実際に、RevSliderやTimThumbといったプラグイン/スクリプトがバンドルされたテーマを使用していた多くのWordPressサイトで、これが現実の被害となりました。ハッカーはこれらのスクリプトを悪用してサイトのサーバーへのアクセス権を取得し、リモートファイルインクルージョン(RFI)、ローカルファイルインクルージョン(LFI)、任意コード実行などの攻撃を実行しました。さらに悪質なことに、テーマやプラグインを更新した後でもアクセスを維持できるよう、バックドアとなる悪意のあるコードを仕掛けられる場合さえあります。
だからこそ、最も確実な解決策は、代わりとなるプラグインやテーマを見つけたら、すぐに古いものを削除することです。
2. アドオンを削除する具体的な手順
ほとんどの場合、無効化したプラグインはそのまま削除できます。テーマも同様です。以下に、プラグインやテーマを削除する手順を示します。
WordPressダッシュボードから「プラグイン」(インストール済みプラグイン)のページに移動します。
すべてのプラグインが一覧表示されたページが開きます。無効化済みのプラグインがある場合は、「停止中(Inactive)」の項目の下に表示されます。
クリックすると別のページに移動し、そこから停止中のプラグインを削除できます。ただし「停止中」を選択する前に、そのプラグインが近い将来本当に不要になることを確認しておきましょう。
この方法でプラグインをアンインストール・削除できない場合は、以下の方法を試してください。
- プラグインの「詳細」にあるreadmeファイルを確認し、正しいアンインストール手順の指示に従う
- プラグインを無効化した上で、FTPクライアント(FileZillaなど)経由で手動で削除する。MalCareのような高精度なマルウェアスキャナーを併用するのも有効です。
昨今のハッカーには、サイトを攻撃する数え切れないほどの動機があります。そして残念ながら、これらの対策を講じていても、どんなサイトでもハッキングされる可能性はゼロにはなりません。

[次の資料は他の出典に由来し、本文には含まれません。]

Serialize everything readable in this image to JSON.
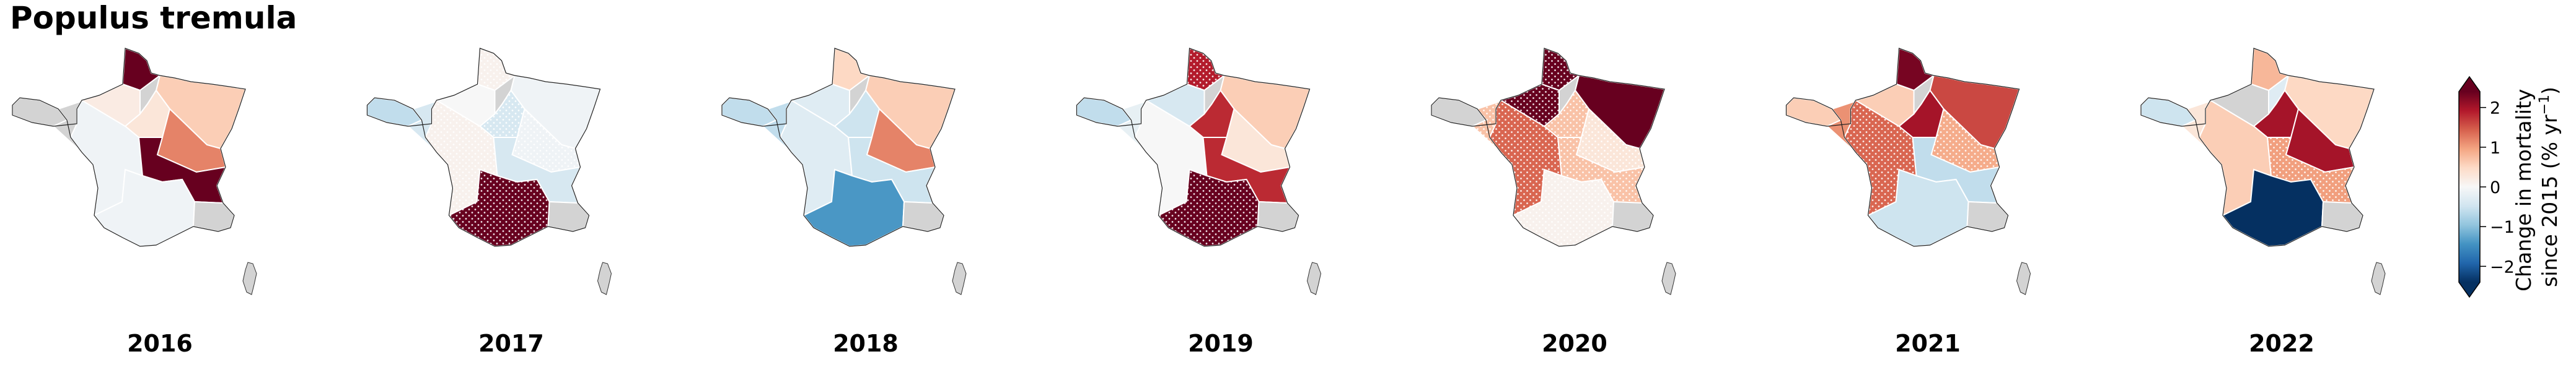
{
  "chart_data": {
    "type": "choropleth",
    "title": "Populus tremula",
    "regions": [
      "Nord",
      "Grand Est",
      "Île-de-France",
      "Centre",
      "Bourgogne-Franche-Comté",
      "Bretagne",
      "Pays de la Loire",
      "Nouvelle-Aquitaine",
      "Auvergne-Rhône-Alpes",
      "Occitanie",
      "Normandie",
      "Provence-Alpes-Côte d'Azur",
      "Corse"
    ],
    "maps": [
      {
        "year": "2016",
        "values": [
          2.4,
          0.6,
          null,
          0.3,
          1.2,
          null,
          null,
          -0.1,
          2.4,
          -0.1,
          0.2,
          null,
          null
        ],
        "hatched": [
          false,
          false,
          false,
          false,
          false,
          false,
          false,
          false,
          false,
          false,
          false,
          false,
          false
        ]
      },
      {
        "year": "2017",
        "values": [
          0.1,
          -0.1,
          null,
          -0.4,
          -0.1,
          -0.6,
          -0.4,
          0.1,
          -0.4,
          2.4,
          0.0,
          null,
          null
        ],
        "hatched": [
          true,
          false,
          false,
          true,
          true,
          false,
          false,
          true,
          false,
          true,
          false,
          false,
          false
        ]
      },
      {
        "year": "2018",
        "values": [
          0.5,
          0.6,
          null,
          -0.5,
          1.2,
          -0.6,
          -0.6,
          -0.3,
          -0.5,
          -1.4,
          -0.3,
          null,
          null
        ],
        "hatched": [
          false,
          false,
          false,
          false,
          false,
          false,
          false,
          false,
          false,
          false,
          false,
          false,
          false
        ]
      },
      {
        "year": "2019",
        "values": [
          1.9,
          0.6,
          null,
          1.8,
          0.3,
          -0.6,
          -0.2,
          0.0,
          1.8,
          2.4,
          -0.4,
          null,
          null
        ],
        "hatched": [
          true,
          false,
          false,
          false,
          false,
          false,
          false,
          false,
          false,
          true,
          false,
          false,
          false
        ]
      },
      {
        "year": "2020",
        "values": [
          2.4,
          2.4,
          null,
          0.7,
          0.3,
          null,
          0.7,
          1.4,
          0.7,
          0.1,
          2.4,
          null,
          null
        ],
        "hatched": [
          true,
          false,
          false,
          true,
          true,
          false,
          true,
          true,
          true,
          true,
          true,
          false,
          false
        ]
      },
      {
        "year": "2021",
        "values": [
          2.3,
          1.6,
          null,
          2.0,
          0.9,
          0.6,
          1.1,
          1.4,
          -0.6,
          -0.5,
          0.6,
          null,
          null
        ],
        "hatched": [
          false,
          false,
          false,
          false,
          true,
          false,
          false,
          true,
          false,
          false,
          false,
          false,
          false
        ]
      },
      {
        "year": "2022",
        "values": [
          0.8,
          0.5,
          -0.3,
          2.0,
          2.0,
          -0.5,
          0.3,
          0.6,
          1.0,
          -2.4,
          null,
          null,
          null
        ],
        "hatched": [
          false,
          false,
          false,
          false,
          false,
          false,
          false,
          false,
          true,
          false,
          false,
          false,
          false
        ]
      }
    ],
    "colorbar": {
      "label_line1": "Change in mortality",
      "label_line2_prefix": "since 2015 (% yr",
      "label_line2_sup": "−1",
      "label_line2_suffix": ")",
      "vmin": -2.4,
      "vmax": 2.4,
      "ticks": [
        {
          "value": 2,
          "label": "2"
        },
        {
          "value": 1,
          "label": "1"
        },
        {
          "value": 0,
          "label": "0"
        },
        {
          "value": -1,
          "label": "−1"
        },
        {
          "value": -2,
          "label": "−2"
        }
      ],
      "colormap": "RdBu_r",
      "extend": "both",
      "colors": [
        "#053061",
        "#2166ac",
        "#4393c3",
        "#92c5de",
        "#d1e5f0",
        "#f7f7f7",
        "#fddbc7",
        "#f4a582",
        "#d6604d",
        "#b2182b",
        "#67001f"
      ]
    },
    "no_data_color": "#d3d3d3"
  }
}
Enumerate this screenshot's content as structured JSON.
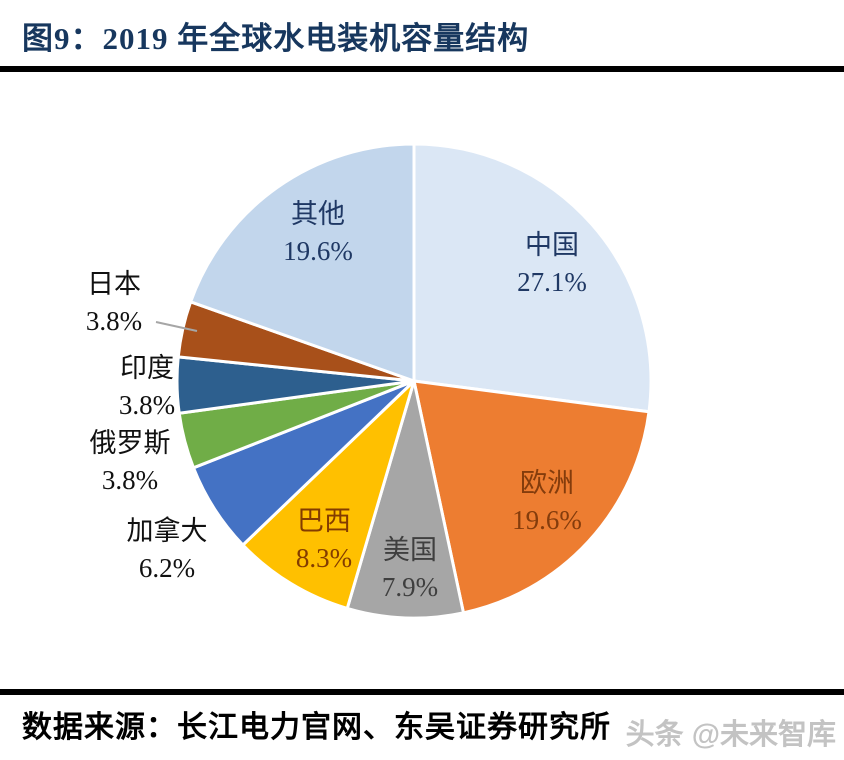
{
  "header": {
    "title": "图9：2019 年全球水电装机容量结构"
  },
  "footer": {
    "source_label": "数据来源：长江电力官网、东吴证券研究所",
    "watermark": "头条 @未来智库"
  },
  "chart_data": {
    "type": "pie",
    "title": "2019 年全球水电装机容量结构",
    "unit": "%",
    "start_angle_deg": 0,
    "direction": "clockwise",
    "legend": "none",
    "slice_border_color": "#ffffff",
    "slices": [
      {
        "id": "china",
        "label": "中国",
        "value": 27.1,
        "display": "27.1%",
        "color": "#dbe7f5",
        "label_color": "#1f3864",
        "label_position": "inside"
      },
      {
        "id": "europe",
        "label": "欧洲",
        "value": 19.6,
        "display": "19.6%",
        "color": "#ed7d31",
        "label_color": "#843c0c",
        "label_position": "inside"
      },
      {
        "id": "usa",
        "label": "美国",
        "value": 7.9,
        "display": "7.9%",
        "color": "#a6a6a6",
        "label_color": "#3f3f3f",
        "label_position": "inside"
      },
      {
        "id": "brazil",
        "label": "巴西",
        "value": 8.3,
        "display": "8.3%",
        "color": "#ffc000",
        "label_color": "#833c00",
        "label_position": "inside"
      },
      {
        "id": "canada",
        "label": "加拿大",
        "value": 6.2,
        "display": "6.2%",
        "color": "#4472c4",
        "label_color": "#111111",
        "label_position": "outside"
      },
      {
        "id": "russia",
        "label": "俄罗斯",
        "value": 3.8,
        "display": "3.8%",
        "color": "#70ad47",
        "label_color": "#111111",
        "label_position": "outside"
      },
      {
        "id": "india",
        "label": "印度",
        "value": 3.8,
        "display": "3.8%",
        "color": "#2d5f8e",
        "label_color": "#111111",
        "label_position": "outside"
      },
      {
        "id": "japan",
        "label": "日本",
        "value": 3.8,
        "display": "3.8%",
        "color": "#a8501a",
        "label_color": "#111111",
        "label_position": "outside",
        "leader_line": true
      },
      {
        "id": "other",
        "label": "其他",
        "value": 19.6,
        "display": "19.6%",
        "color": "#c2d6ec",
        "label_color": "#1f3864",
        "label_position": "inside"
      }
    ]
  }
}
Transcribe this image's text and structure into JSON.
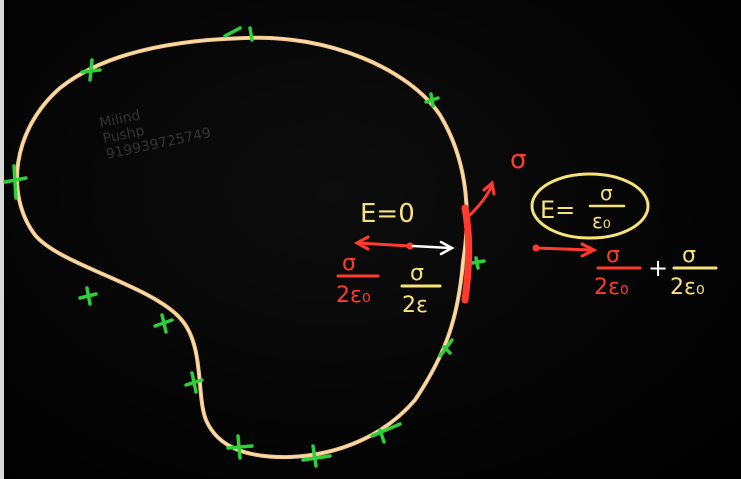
{
  "watermark": {
    "line1": "Milind",
    "line2": "Pushp",
    "line3": "919939725749"
  },
  "inside_field": {
    "expression": "E=0",
    "left_numerator": "σ",
    "left_denominator": "2ε₀",
    "right_numerator": "σ",
    "right_denominator": "2ε"
  },
  "surface_charge": {
    "label": "σ"
  },
  "outside_field": {
    "boxed_lhs": "E=",
    "boxed_numerator": "σ",
    "boxed_denominator": "ε₀",
    "term1_numerator": "σ",
    "term1_denominator": "2ε₀",
    "plus": "+",
    "term2_numerator": "σ",
    "term2_denominator": "2ε₀"
  },
  "colors": {
    "board": "#000000",
    "conductor_outline": "#f5c98a",
    "charge_marks": "#2fcf3a",
    "chalk_yellow": "#f6e27a",
    "chalk_red": "#ff3b2e",
    "chalk_white": "#ffffff"
  }
}
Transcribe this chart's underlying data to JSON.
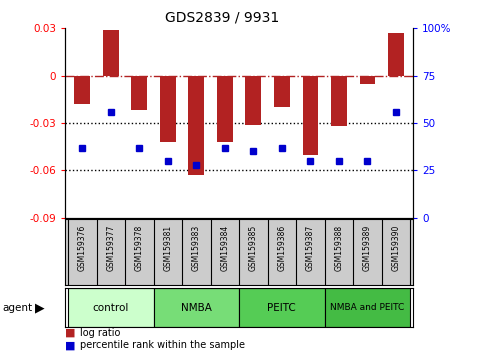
{
  "title": "GDS2839 / 9931",
  "samples": [
    "GSM159376",
    "GSM159377",
    "GSM159378",
    "GSM159381",
    "GSM159383",
    "GSM159384",
    "GSM159385",
    "GSM159386",
    "GSM159387",
    "GSM159388",
    "GSM159389",
    "GSM159390"
  ],
  "log_ratio": [
    -0.018,
    0.029,
    -0.022,
    -0.042,
    -0.063,
    -0.042,
    -0.031,
    -0.02,
    -0.05,
    -0.032,
    -0.005,
    0.027
  ],
  "percentile_rank": [
    37,
    56,
    37,
    30,
    28,
    37,
    35,
    37,
    30,
    30,
    30,
    56
  ],
  "ylim_left": [
    -0.09,
    0.03
  ],
  "ylim_right": [
    0,
    100
  ],
  "yticks_left": [
    -0.09,
    -0.06,
    -0.03,
    0,
    0.03
  ],
  "yticks_right": [
    0,
    25,
    50,
    75,
    100
  ],
  "dotted_lines": [
    -0.03,
    -0.06
  ],
  "bar_color": "#b22222",
  "dot_color": "#0000cd",
  "agent_groups": [
    {
      "label": "control",
      "start": 0,
      "end": 3,
      "color": "#ccffcc"
    },
    {
      "label": "NMBA",
      "start": 3,
      "end": 6,
      "color": "#77dd77"
    },
    {
      "label": "PEITC",
      "start": 6,
      "end": 9,
      "color": "#55cc55"
    },
    {
      "label": "NMBA and PEITC",
      "start": 9,
      "end": 12,
      "color": "#44bb44"
    }
  ],
  "background_color": "#ffffff"
}
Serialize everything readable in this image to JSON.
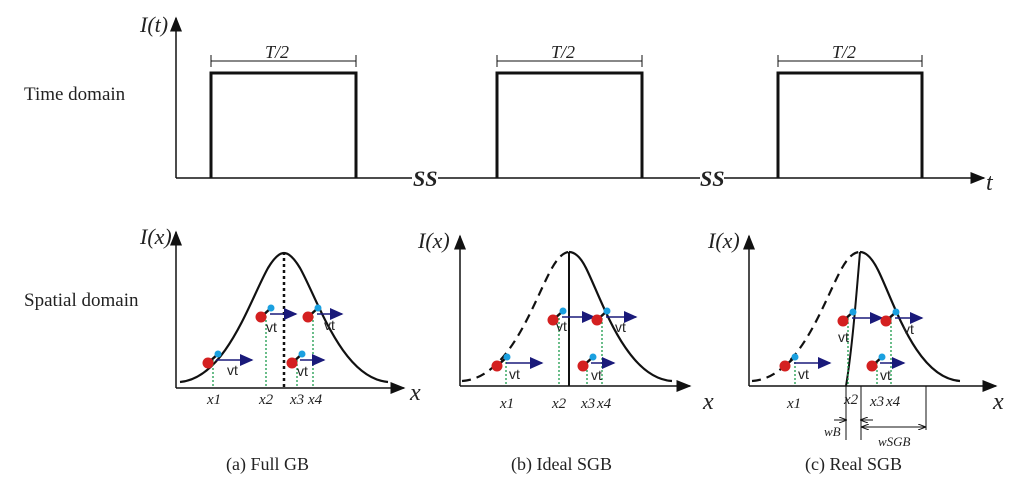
{
  "rows": {
    "time_label": "Time domain",
    "spatial_label": "Spatial domain"
  },
  "time_axis": {
    "y_label": "I(t)",
    "x_label": "t",
    "pulse_label": "T/2",
    "break_mark": "SS"
  },
  "spatial_axis": {
    "y_label": "I(x)",
    "x_label": "x",
    "positions": [
      "x1",
      "x2",
      "x3",
      "x4"
    ],
    "motion_label": "vt"
  },
  "panels": [
    {
      "caption": "(a) Full GB"
    },
    {
      "caption": "(b) Ideal SGB"
    },
    {
      "caption": "(c) Real SGB",
      "widths": [
        "wB",
        "wSGB"
      ]
    }
  ],
  "colors": {
    "curve": "#111111",
    "arrow": "#1a1a7a",
    "atom_red": "#d42020",
    "atom_blue": "#1aa0e0",
    "guide_green": "#1a9a4a"
  }
}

ハッカーたちは、サイトのリソースを悪用するために、ますます巧妙な手法を編み出し続けています。WordPressサイト運営者として上記の対策でサイトのセキュリティを強化することは重要ですが、それと同時に、悪意のあるコードを最初の段階で正確に検出し、誤検知を起こさない信頼性の高いセキュリティ対策を導入することが何よりも重要です。